The concern about the economic outlook for the Eurozone is increasing, and with good reason. At the European Central Bank (ECB), these developments are also on the agenda at the council meetings, as one can see from the minutes (the ECB calls them “Accounts”). However, it is quite interesting that the ECB points-out that growth in the Eurozone is under pressure due to the global economic headwind, especially in China and the US. When the Chairman of the US Federal Reserve Bank talks about the economic outlook in the United States, he points out that the American economy is basically healthy, though the economic problems in Europe and China are causing challenges in the US- the two central bank heads have something to talk about next time they meet for coffee.
In my opinion, the heaviest problem is centred on the Eurozone. As graphic one shows, the lending to businesses has decreased since last August, which I interpret as a clear crisis sign. This has also been recognized by the ECB, and the central bank has already announced that they will launch a TLTRO III program (Targeted Longer-Term Refinancing Operations), following the prior I and II. This is a medium-term financing option for banks in the Eurozone, where the loan capital is included in the banks’ solvency calculation. The hope is that the improved solvency will give the banks continued appetite for providing funding to, for example, the corporate sector.
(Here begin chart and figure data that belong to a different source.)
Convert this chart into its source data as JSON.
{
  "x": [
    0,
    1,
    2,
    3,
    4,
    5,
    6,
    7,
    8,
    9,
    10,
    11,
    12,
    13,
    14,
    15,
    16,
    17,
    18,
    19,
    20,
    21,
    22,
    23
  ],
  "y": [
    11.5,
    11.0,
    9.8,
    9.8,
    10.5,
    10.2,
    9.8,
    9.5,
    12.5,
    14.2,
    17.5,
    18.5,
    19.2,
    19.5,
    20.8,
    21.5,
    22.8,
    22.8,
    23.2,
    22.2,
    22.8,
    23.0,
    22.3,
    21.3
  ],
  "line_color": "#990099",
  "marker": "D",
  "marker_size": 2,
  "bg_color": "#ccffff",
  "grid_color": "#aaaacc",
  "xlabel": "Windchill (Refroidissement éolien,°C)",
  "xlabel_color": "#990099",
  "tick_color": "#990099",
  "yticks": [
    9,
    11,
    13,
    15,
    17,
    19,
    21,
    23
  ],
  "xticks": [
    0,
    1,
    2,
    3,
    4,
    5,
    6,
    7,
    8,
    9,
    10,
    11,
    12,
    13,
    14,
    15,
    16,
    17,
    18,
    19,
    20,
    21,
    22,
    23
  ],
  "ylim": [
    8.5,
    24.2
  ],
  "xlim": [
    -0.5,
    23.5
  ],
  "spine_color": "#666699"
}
This is also a good official explanation for this monetary instrument, and since the introduction of program I, it has no doubt, contributed to better credit conditions for the corporate sector in the Eurozone. At least companies with a good credit score have not been hurt by the lack of funding, because the house bank was in such a bad shape to find financing itself.
The majority of the TLTRO funding has primarily been channelled to French, Italian and Spanish banks (graphic two), who, 10 years after the global financial crisis, are still dominated by a banking sector with weak balances and lax earnings.
Out of the significant economies in the Eurozone, Italy is the weakest link in the chain, and perhaps therefore the largest consumer of TLTRO. For the same reason, Italy is an excellent case for assessing TLTRO when looking at the beneficial effect of the medicine for economic growth.
As mentioned, TLTRO has surely contributed to lending to the private sector, however, Italian banks have taken almost 35 pct. of the TLTRO funding, which is remarkable. From November 2011 until January 2019, the total bank lending to the private sector in Italy has fallen from EUR 915 billion to EUR 679 billion, which does not correspond to the large Italian appetite for the TLTRO medicine.
Against this overall picture, one can come up with a number of corrections of explanations. Like the whole private sector lending covers more than just lending to corporations, but many households in Italy are not in such a bad shape that they can’t borrow money. This means that households’ share of borrowing has not collapsed altogether, and therefore not an explanation for the decline.
If one observes the lending trend last year in Italy, which shows a decline, one can draw a parallel to some of the TLTRO funding trances that now has a maturity of less than 12 months. With a maturity below 12 months, TLTRO changes character in the banks’ balance sheets when calculating the solvency and reserve requirements. One could argue that this is an argument for a reduced lending activity by the banks last year, and it certainly can be a minor explanation behind the decrease in the lending provided by the banks. Undoubtedly, TLTRO has made it possible for a number of Southern European banks to maintain lending that the banks otherwise would have had to reject, due to their own weak balances (i.e. solvency problems).
In my opinion, it reaffirms that the TLTRO programs have helped healthy companies to finance their existing business. But TLTRO has not created any additional venture capital from the banks that will translate into new GDP growth- also here, Italy is a prime example.
My assessment is that banks’ lending to the private sector reflects the level of economic activity in the respective countries, but the lending is not further encouraged by, for example, ECB’s TLTRO program.
Therefore, my assessment about the monetary actions that the ECB will announce during this second quarter, presumably in June, is quite clear. It might all sound very exciting, and after the announcements, the euro can even jump a percent or so, and the stock markets might turn euphoric for an afternoon, though that should be it.
The TLTRO medicine will very likely be consumed as it is today, and I would not be surprised if the Italian banks primarily invest the funds in Italian government bonds. Thus, the ECB indirectly finances the growing budget deficit in Italy, and the southern European banks are kept floating with capital from the ECB.
The official explanation that TLTRO is to secure sufficient lending to the private sector is probably well-meaning and makes some sense. However, my opinion is that a number of Southern European banks have become dependent on TLTRO, which leads them to a lazy life with a low return on equity – this is worrying in itself, because the banking sector never gets healthy, and neither will it make it attractive to investors.